I have an old SAE paper on exactly this: Bishop, I., "Effect of Design Variables on Friction and Economy," SAE Technical Paper 640807, 1964, doi:10.4271/640807.

For a given power at a given RPM, fewer cylinders have less friction and burn less fuel. But more cylinders with less displacement per cylinder can run higher RPM, and thus get more total power.

When the priority is MPG, the solution is the least number of cylinders that meet overall requirements of smoothness, noise, driveability, etc.

[ksa8907]

Quote:

Originally Posted by Big time

I think it's because of manufacturing costs.
Usually people interested in mpg also have a limited budget to purchase the car.
It would be interesting to discuss if a shorter stroke would mean less torque?

A shorter stroke generally will result in less torque because you lose leverage on the crankshaft. However, increasing the bore will allow for more pressure from combustion on the piston.

My 3.2 v6 is an 81mm stroke by 92mm bore, peak tq of 220@4400rpm and peak hp of 220@6600rpm. Decent low torque, but is pretty motivating above 4k.

[RobertISaar]

(sigh)

will the bore vs stroke "debate" ever end?

torque is largely a function of displacement(regardless of bore/stroke) and compression(not just static compression, dynamic is the key here).

horsepower is calculated from torque at RPM, nothing more.



with VERY few exceptions(all of which are still labratory engines, IIRC) bore/stroke doesn't change(though # of effective cylinders can in certain engines), but you can certainly alter dynamic compression(and some engines even change static compression, but i don't think any are very common).

nearly everything these days uses VVT, which is a good example of that. throttling also plays in as well.

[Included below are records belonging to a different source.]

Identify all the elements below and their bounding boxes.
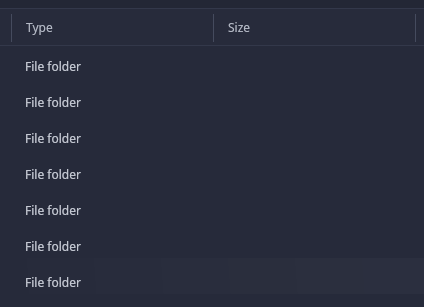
staticText: File folder [25, 202, 81, 218]
staticText: File folder [25, 94, 81, 110]
staticText: File folder [25, 238, 81, 254]
button[interactable]: File folder [0, 48, 424, 84]
staticText: Size [228, 19, 251, 35]
button[interactable]: File folder [0, 156, 424, 192]
button[interactable]: Size [213, 8, 415, 46]
staticText: File folder [25, 166, 81, 182]
button[interactable]: File folder [0, 228, 424, 264]
button[interactable]: File folder [0, 84, 424, 120]
button[interactable]: Type [11, 8, 213, 46]
staticText: File folder [25, 58, 81, 74]
staticText: File folder [25, 274, 81, 290]
button[interactable]: File folder [0, 264, 424, 300]
button[interactable]: File folder [0, 120, 424, 156]
staticText: File folder [25, 130, 81, 146]
staticText: Type [26, 19, 53, 35]
button[interactable]: File folder [0, 192, 424, 228]
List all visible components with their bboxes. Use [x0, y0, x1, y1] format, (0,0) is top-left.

anyways, point is, if you want more torque, you need more dynamic compression or displacement. if you're looking for more power, you need to be able to stuff large amounts of air(and fuel) into the cylinders at higher RPMs, since the horsepower equation "favors" higher engine speeds(since producing the same amount of torque at 2000 RPM compared to 4000 RPM is a doubling in horsepower).

so, in the end, compression and displacement determine torque, the ability to keep large amounts of air flowing at higher RPMs determines HP. the fact that engines that have more bore than stroke GENERALLY do better at higher RPM is due to it being easier to keep airflow up with larger ports that sacrifice low RPM volumetric efficiency(which plays a big part in dynamic compression). there are methods to keep airflow coming at higher RPM without sacrificing low-RPM operation, but they're less "simple". they are becoming more mainstream though(VVT, turbochargers, multiple intake paths, etc).